Kedua, masalah empiris. Hipotesis yang dibuat tadi diuji (kebenarannya)
mengikuti prosedur metode ilmiah. Untuk menguji hipotesis ini digunakan
metode eksperimen, misalnya pada contoh hipotesis di atas, pengujiannya adalah
dengan cara mengambil satu kelompok sebagai sampel, yang diberi makan telur
ayam secara teratur selama enam bulan, sebagai kelompok eksperimen. Demikian
juga, mengambil satu kelompok yang lain, yang tidak boleh makan telur ayam
selama enam bulan, sebagai kelompok kontrol.
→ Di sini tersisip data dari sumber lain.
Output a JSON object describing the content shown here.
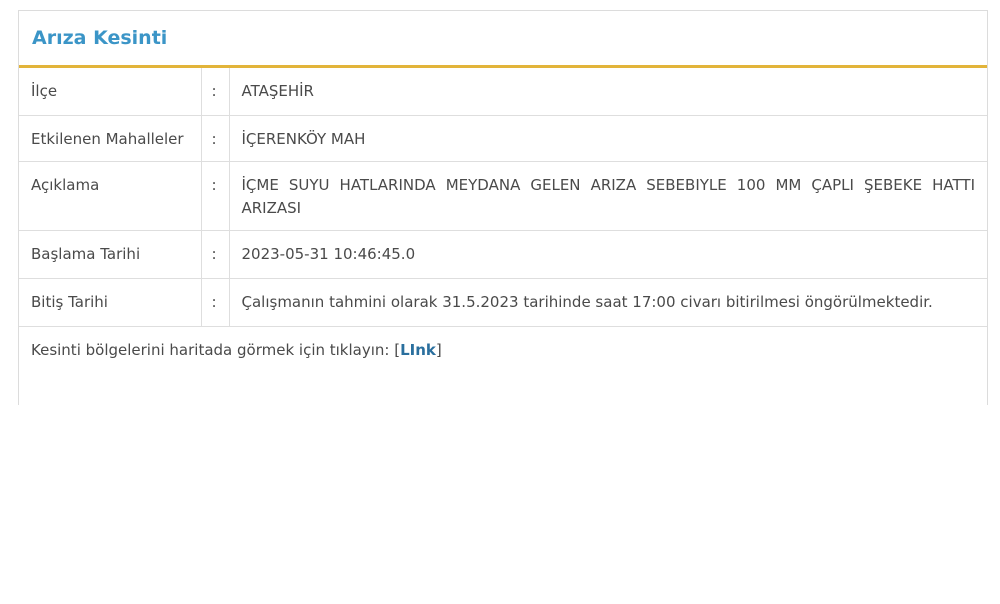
{
  "panel": {
    "title": "Arıza Kesinti"
  },
  "details": [
    {
      "label": "İlçe",
      "separator": ":",
      "value": "ATAŞEHİR"
    },
    {
      "label": "Etkilenen Mahalleler",
      "separator": ":",
      "value": "İÇERENKÖY MAH"
    },
    {
      "label": "Açıklama",
      "separator": ":",
      "value": "İÇME SUYU HATLARINDA MEYDANA GELEN ARIZA SEBEBIYLE 100 MM ÇAPLI ŞEBEKE HATTI ARIZASI"
    },
    {
      "label": "Başlama Tarihi",
      "separator": ":",
      "value": "2023-05-31 10:46:45.0"
    },
    {
      "label": "Bitiş Tarihi",
      "separator": ":",
      "value": "Çalışmanın tahmini olarak 31.5.2023 tarihinde saat 17:00 civarı bitirilmesi öngörülmektedir."
    }
  ],
  "footer": {
    "text": "Kesinti bölgelerini haritada görmek için tıklayın: ",
    "bracket_open": "[",
    "link_label": "LInk",
    "bracket_close": "]"
  },
  "colors": {
    "title": "#3b95c7",
    "header_underline": "#e2b43a",
    "link": "#2a6f9e"
  }
}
Setelah enam bulan, kesehatan
kedua kelompok diamati. Hasilnya, kelompok yang teratur makan telur ayam
rata-rata lebih sehat. Setelah terbukti (sebaiknya eksperimen dilakukan berkali-
kali), maka hipotesis yang dibuat tadi berubah menjadi teori. Teori ”makan telur
ayam berpengaruh terhadap kesehatan” adalah teori yang rasional - empiris.
Teori seperti ini disebut sebagai teori ilmiah (scientific theory).
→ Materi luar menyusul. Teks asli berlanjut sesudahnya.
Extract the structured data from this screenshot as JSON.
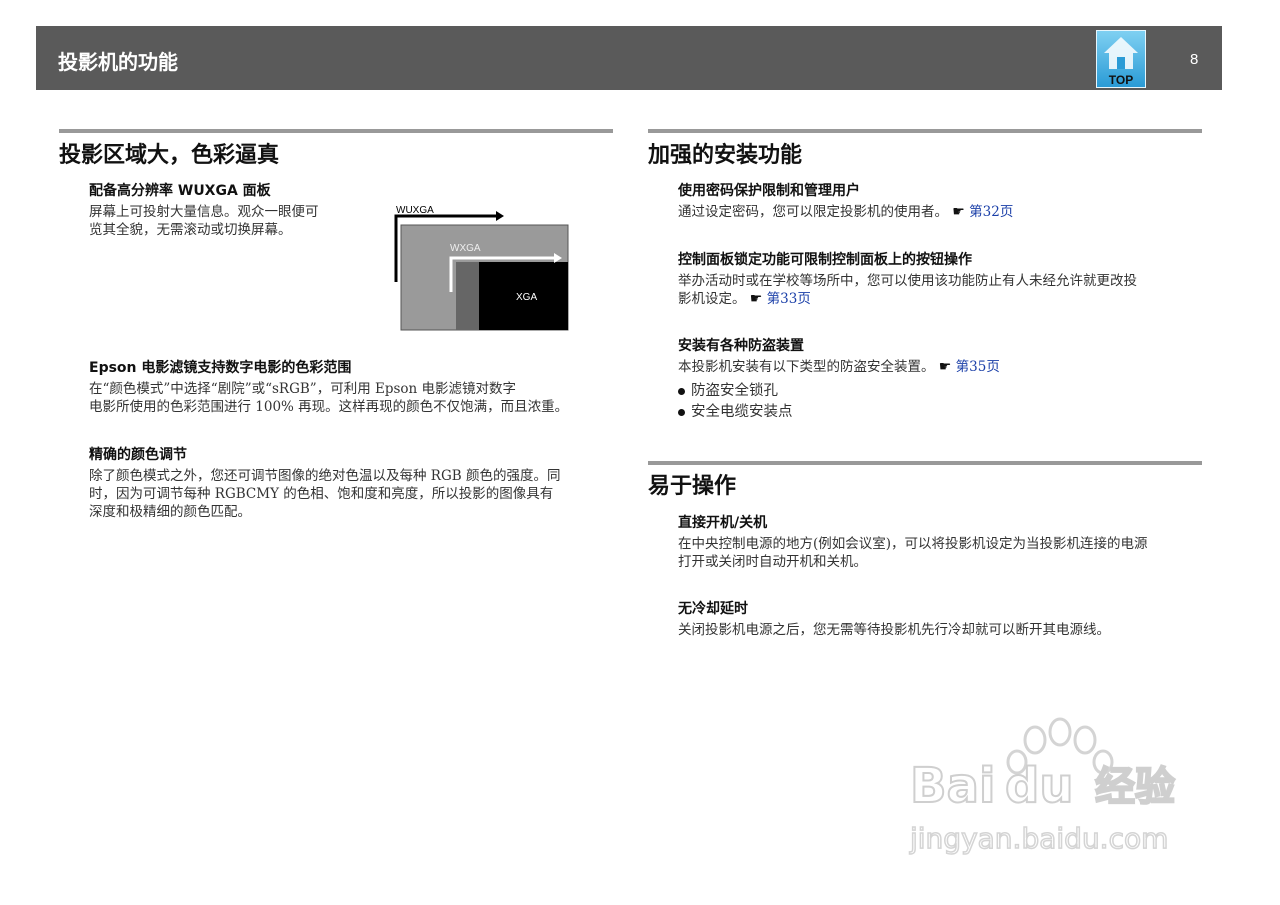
{
  "header": {
    "title": "投影机的功能",
    "top_label": "TOP",
    "page_number": "8"
  },
  "left": {
    "section_title": "投影区域大，色彩逼真",
    "blocks": [
      {
        "heading": "配备高分辨率 WUXGA 面板",
        "lines": [
          "屏幕上可投射大量信息。观众一眼便可",
          "览其全貌，无需滚动或切换屏幕。"
        ]
      },
      {
        "heading": "Epson 电影滤镜支持数字电影的色彩范围",
        "lines": [
          "在“颜色模式”中选择“剧院”或“sRGB”，可利用 Epson 电影滤镜对数字",
          "电影所使用的色彩范围进行 100% 再现。这样再现的颜色不仅饱满，而且浓重。"
        ]
      },
      {
        "heading": "精确的颜色调节",
        "lines": [
          "除了颜色模式之外，您还可调节图像的绝对色温以及每种 RGB 颜色的强度。同",
          "时，因为可调节每种 RGBCMY 的色相、饱和度和亮度，所以投影的图像具有",
          "深度和极精细的颜色匹配。"
        ]
      }
    ],
    "diagram": {
      "labels": [
        "WUXGA",
        "WXGA",
        "XGA"
      ]
    }
  },
  "right": {
    "section1_title": "加强的安装功能",
    "s1_blocks": [
      {
        "heading": "使用密码保护限制和管理用户",
        "lines": [
          "通过设定密码，您可以限定投影机的使用者。"
        ],
        "link": "第32页"
      },
      {
        "heading": "控制面板锁定功能可限制控制面板上的按钮操作",
        "lines": [
          "举办活动时或在学校等场所中，您可以使用该功能防止有人未经允许就更改投",
          "影机设定。"
        ],
        "link": "第33页"
      },
      {
        "heading": "安装有各种防盗装置",
        "lines": [
          "本投影机安装有以下类型的防盗安全装置。"
        ],
        "link": "第35页",
        "bullets": [
          "防盗安全锁孔",
          "安全电缆安装点"
        ]
      }
    ],
    "section2_title": "易于操作",
    "s2_blocks": [
      {
        "heading": "直接开机/关机",
        "lines": [
          "在中央控制电源的地方(例如会议室)，可以将投影机设定为当投影机连接的电源",
          "打开或关闭时自动开机和关机。"
        ]
      },
      {
        "heading": "无冷却延时",
        "lines": [
          "关闭投影机电源之后，您无需等待投影机先行冷却就可以断开其电源线。"
        ]
      }
    ]
  },
  "icons": {
    "reference_pointer": "pointing-hand-icon",
    "top_button": "house-icon"
  },
  "watermark": {
    "brand": "Baidu经验",
    "url": "jingyan.baidu.com"
  },
  "colors": {
    "header_bg": "#5a5a5a",
    "link": "#1a3fa8",
    "section_rule": "#999999"
  }
}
Cara kerja dalam memperoleh teori tadi adalah cara kerja metode ilmiah.
Rumus baku metode ilmiah adalah : logico - hypotheticom - verificatif (buktikan
bahwa itu logis - tarik hipotesis - ajukan bukti empiris). Pada dasarnya cara kerja
sains adalah kerja mencari hubungan sebab akibat, atau mencari pengaruh sesuatu
terhadap yang lain. Asumsi dasar sains ialah tidak ada kejadian tanpa sebab.
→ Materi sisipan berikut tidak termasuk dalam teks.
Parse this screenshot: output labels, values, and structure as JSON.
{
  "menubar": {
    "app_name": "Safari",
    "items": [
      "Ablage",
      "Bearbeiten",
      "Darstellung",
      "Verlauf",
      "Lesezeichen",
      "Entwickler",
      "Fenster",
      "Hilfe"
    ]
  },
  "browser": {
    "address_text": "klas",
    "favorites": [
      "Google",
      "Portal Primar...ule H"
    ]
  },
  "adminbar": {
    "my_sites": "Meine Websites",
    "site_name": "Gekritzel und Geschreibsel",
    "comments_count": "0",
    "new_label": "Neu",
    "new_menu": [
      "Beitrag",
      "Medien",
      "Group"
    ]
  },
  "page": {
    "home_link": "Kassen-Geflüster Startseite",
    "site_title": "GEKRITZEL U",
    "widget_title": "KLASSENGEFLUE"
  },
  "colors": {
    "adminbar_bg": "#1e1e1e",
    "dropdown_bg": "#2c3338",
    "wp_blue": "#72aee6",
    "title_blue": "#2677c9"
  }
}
Asumsi ini benar bila sebab akibat itu memiliki hubungan rasional.
Selain itu, ilmu pada dasarnya bebas nilai, artinya ilmu hanya memberi nilai
benar atau salah terhadap sesuatu. Tidak pernah ilmu memberi nilai baik atau
buruk, halal atau haram,sopan atau tidak sopan, indah atau tidak indah, perlu atau
tidak perlu. Oleh pakar atau pengguna ilmu itulah kemudian sering berubah fungsi
penilaiannya, jadi bukan oleh ilmu itu sendiri. Bahkan pada perkembangannya
kita sering mendengar istilah, disamping rumpun sesuai dengan bidang kajian,
adanya rumpun ilmu hitam yang penggunaanya untuk membantu niat tidak baik.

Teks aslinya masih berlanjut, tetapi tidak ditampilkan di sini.